Patched up, he and the rest of 616 Squadron continued to defend the Dunkirk evacuation until 5th June, after which they were returned to night patrols in Yorkshire.

On 1st August, Dukey was scrambled for a convoy patrol, duelling with a fearsome Junkers 88 as he chased it out to sea, bullets destroying his radio set and engine bearer.

Again (somehow), he landed with his life.

Five days later, he was scrambled to meet another Junkers 88 which was chased off into the cloud, but all the Spitfires of 616 sent to meet that plane were hit by flying debris from the wounded enemy bomber.

Two weeks later, 616 Squadron was moved south again to RAF Kenley where, on 19th August, they were 14 Spitfires strong. Situation: dire.

Over the next days, with the Battle of Britain ramping up and the Luftwaffe sending over more and more fighters and bombers in the effort to break the back of RAF Fighter Command, 616 Squadron were flying multiple daily patrols, sustaining their first casualty when Pilot Officer “Cocky” Dundas was wounded and baled out after a fight with Messerschmitt 109s on 22nd August.

On 25th, they were scrambled to protect Maidstone and then sent to Canterbury to intercept a raid of about twenty Dornier 17 bombers, escorted by a further twenty Messerschmitts.

The Squadron was bounced (attacked from above, out of the sun) by the enemy fighters and the formation fractured. Dukey attacked and destroyed a Dornier and his fellow pilots despatched or damaged a further six enemy aircraft, but the Squadron lost Sgt Westmoreland killed that day, with Sgt Wareing also shot down.

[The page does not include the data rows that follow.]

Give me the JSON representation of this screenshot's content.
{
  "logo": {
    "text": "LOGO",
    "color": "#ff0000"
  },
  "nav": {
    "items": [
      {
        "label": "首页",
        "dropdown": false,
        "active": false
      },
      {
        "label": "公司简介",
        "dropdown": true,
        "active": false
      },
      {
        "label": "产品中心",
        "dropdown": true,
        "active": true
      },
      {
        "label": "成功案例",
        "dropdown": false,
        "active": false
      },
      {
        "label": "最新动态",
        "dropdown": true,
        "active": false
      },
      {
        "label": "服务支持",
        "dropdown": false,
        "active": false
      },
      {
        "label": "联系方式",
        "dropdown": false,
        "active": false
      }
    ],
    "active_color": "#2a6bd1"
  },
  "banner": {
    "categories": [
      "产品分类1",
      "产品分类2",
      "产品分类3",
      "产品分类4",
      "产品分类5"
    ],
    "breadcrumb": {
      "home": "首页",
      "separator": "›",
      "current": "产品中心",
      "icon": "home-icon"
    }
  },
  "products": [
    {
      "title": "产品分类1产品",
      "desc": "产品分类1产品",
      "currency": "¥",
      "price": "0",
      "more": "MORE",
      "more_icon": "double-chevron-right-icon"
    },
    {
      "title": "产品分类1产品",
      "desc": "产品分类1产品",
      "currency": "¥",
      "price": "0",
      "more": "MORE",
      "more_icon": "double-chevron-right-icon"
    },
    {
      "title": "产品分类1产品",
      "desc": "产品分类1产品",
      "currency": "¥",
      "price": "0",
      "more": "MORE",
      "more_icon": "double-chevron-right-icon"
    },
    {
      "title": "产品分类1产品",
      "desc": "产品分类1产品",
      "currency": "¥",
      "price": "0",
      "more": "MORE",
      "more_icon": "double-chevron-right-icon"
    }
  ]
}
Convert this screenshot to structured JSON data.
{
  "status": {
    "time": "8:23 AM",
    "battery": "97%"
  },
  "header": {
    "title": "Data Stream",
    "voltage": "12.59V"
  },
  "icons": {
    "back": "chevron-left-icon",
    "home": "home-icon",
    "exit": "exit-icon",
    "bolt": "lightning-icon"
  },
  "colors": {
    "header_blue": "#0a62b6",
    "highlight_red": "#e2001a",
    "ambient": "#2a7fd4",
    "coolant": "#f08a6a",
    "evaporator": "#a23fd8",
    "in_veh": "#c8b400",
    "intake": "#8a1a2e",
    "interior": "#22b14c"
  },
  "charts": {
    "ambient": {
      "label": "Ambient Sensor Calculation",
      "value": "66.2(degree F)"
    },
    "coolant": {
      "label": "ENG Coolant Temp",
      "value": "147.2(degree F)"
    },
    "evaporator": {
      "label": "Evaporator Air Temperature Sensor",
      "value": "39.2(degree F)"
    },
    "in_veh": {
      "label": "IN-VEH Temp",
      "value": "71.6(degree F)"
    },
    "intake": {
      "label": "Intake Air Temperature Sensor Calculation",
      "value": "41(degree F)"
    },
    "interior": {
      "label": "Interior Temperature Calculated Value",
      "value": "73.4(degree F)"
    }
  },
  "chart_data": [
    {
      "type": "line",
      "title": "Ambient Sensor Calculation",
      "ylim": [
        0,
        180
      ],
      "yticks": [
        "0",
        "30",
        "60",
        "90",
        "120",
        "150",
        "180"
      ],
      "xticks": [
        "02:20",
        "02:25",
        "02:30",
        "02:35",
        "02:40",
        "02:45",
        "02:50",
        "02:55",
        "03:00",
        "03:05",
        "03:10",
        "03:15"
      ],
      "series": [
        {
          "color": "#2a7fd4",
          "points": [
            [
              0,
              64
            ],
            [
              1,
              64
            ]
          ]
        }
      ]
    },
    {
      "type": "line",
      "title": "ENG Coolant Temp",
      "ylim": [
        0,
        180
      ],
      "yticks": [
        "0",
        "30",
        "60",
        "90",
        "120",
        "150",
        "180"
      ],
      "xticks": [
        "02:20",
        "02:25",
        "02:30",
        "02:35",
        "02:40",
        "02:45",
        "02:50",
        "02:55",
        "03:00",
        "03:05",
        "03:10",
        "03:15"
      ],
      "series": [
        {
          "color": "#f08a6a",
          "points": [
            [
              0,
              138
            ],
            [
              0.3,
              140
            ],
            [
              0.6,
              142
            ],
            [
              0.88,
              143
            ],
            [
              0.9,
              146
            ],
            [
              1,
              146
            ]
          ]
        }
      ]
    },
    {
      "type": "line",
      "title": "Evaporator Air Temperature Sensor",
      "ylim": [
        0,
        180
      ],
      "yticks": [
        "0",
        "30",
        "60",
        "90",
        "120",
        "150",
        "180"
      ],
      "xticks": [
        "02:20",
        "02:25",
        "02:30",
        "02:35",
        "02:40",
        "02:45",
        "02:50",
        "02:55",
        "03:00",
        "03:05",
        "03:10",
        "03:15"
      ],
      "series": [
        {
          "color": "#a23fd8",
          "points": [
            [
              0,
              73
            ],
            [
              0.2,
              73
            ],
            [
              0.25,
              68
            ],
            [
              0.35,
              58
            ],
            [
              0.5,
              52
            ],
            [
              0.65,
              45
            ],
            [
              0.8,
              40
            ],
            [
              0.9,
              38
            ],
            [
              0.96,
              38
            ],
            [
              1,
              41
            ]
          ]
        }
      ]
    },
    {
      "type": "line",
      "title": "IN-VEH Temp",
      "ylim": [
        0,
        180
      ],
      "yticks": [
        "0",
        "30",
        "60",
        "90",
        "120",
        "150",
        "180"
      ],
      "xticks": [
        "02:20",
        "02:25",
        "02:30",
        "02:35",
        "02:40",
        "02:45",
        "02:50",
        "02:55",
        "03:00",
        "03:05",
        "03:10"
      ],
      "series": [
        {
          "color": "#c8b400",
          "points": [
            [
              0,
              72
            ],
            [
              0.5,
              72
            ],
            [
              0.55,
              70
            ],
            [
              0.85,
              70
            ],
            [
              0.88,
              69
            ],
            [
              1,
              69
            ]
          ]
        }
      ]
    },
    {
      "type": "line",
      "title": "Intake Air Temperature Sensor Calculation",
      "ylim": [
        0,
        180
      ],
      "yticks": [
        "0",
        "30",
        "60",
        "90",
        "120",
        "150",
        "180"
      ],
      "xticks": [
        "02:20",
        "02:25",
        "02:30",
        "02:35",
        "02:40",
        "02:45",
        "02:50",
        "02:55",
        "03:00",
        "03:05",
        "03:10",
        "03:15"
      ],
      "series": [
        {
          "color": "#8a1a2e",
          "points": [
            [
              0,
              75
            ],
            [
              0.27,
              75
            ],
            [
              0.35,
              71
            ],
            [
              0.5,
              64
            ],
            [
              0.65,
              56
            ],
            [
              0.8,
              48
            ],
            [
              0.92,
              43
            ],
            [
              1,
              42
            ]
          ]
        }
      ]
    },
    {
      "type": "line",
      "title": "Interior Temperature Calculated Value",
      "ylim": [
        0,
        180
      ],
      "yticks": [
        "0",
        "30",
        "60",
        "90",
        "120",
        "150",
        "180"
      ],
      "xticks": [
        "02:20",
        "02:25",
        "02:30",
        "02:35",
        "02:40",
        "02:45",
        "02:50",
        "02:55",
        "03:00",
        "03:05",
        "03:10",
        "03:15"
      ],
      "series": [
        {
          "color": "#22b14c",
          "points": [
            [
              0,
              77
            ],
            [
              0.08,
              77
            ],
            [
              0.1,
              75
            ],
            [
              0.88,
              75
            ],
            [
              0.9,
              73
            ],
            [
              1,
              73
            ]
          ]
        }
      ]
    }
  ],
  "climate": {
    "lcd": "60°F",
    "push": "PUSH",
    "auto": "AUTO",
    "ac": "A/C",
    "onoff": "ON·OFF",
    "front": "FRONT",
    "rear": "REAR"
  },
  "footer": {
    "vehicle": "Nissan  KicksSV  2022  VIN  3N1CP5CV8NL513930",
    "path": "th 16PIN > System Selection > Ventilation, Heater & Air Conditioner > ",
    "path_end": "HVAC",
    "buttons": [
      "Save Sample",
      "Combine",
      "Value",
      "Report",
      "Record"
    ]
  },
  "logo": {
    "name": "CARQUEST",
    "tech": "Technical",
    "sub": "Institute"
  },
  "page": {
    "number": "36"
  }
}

By 26th August, with some serious gaps now in the Squadron’s pilots, Dukey and six other Spits were scrambled yet again to meet a Heinkel 111 medium bomber, which ultimately disappeared into cloud.

But now came intelligence that two raids of more than forty enemy aircraft were approaching, and Dukey and his mates had to stop them.

Worse, a large formation of enemy fighters was then reported above their bombers (which is exactly how you get bounced.)

616’s Blue Section formed a defensive circle and Yellow Section tried to join them but were blocked by Messerschmitts, which forced three Spitfires to ground with wounded pilots.

Now around noon, news arrived of more enemy aircraft approaching Dover and Deal, and Dukey and the other men of 616 Squadron still standing were sent coastwards to meet them.

But enemy fighters were waiting for them and the plucky Spitfires were bounced yet again.

And this would be the fight in which Marmaduke Ridley fell, along with a fellow Spitfire pilot, Sgt Moberly.

Dukey’s Spit crashed at Addisham, just south-east of Canterbury. Impossible to know if he was gone by the time he hit the ground or not.

He had faced down the high-likelihood of that moment so many times but bless him, here now it was in dreadful technicolour.

He was buried at Hawkinge Cemetery just above Folkestone, and will eternally stand as one of The Few.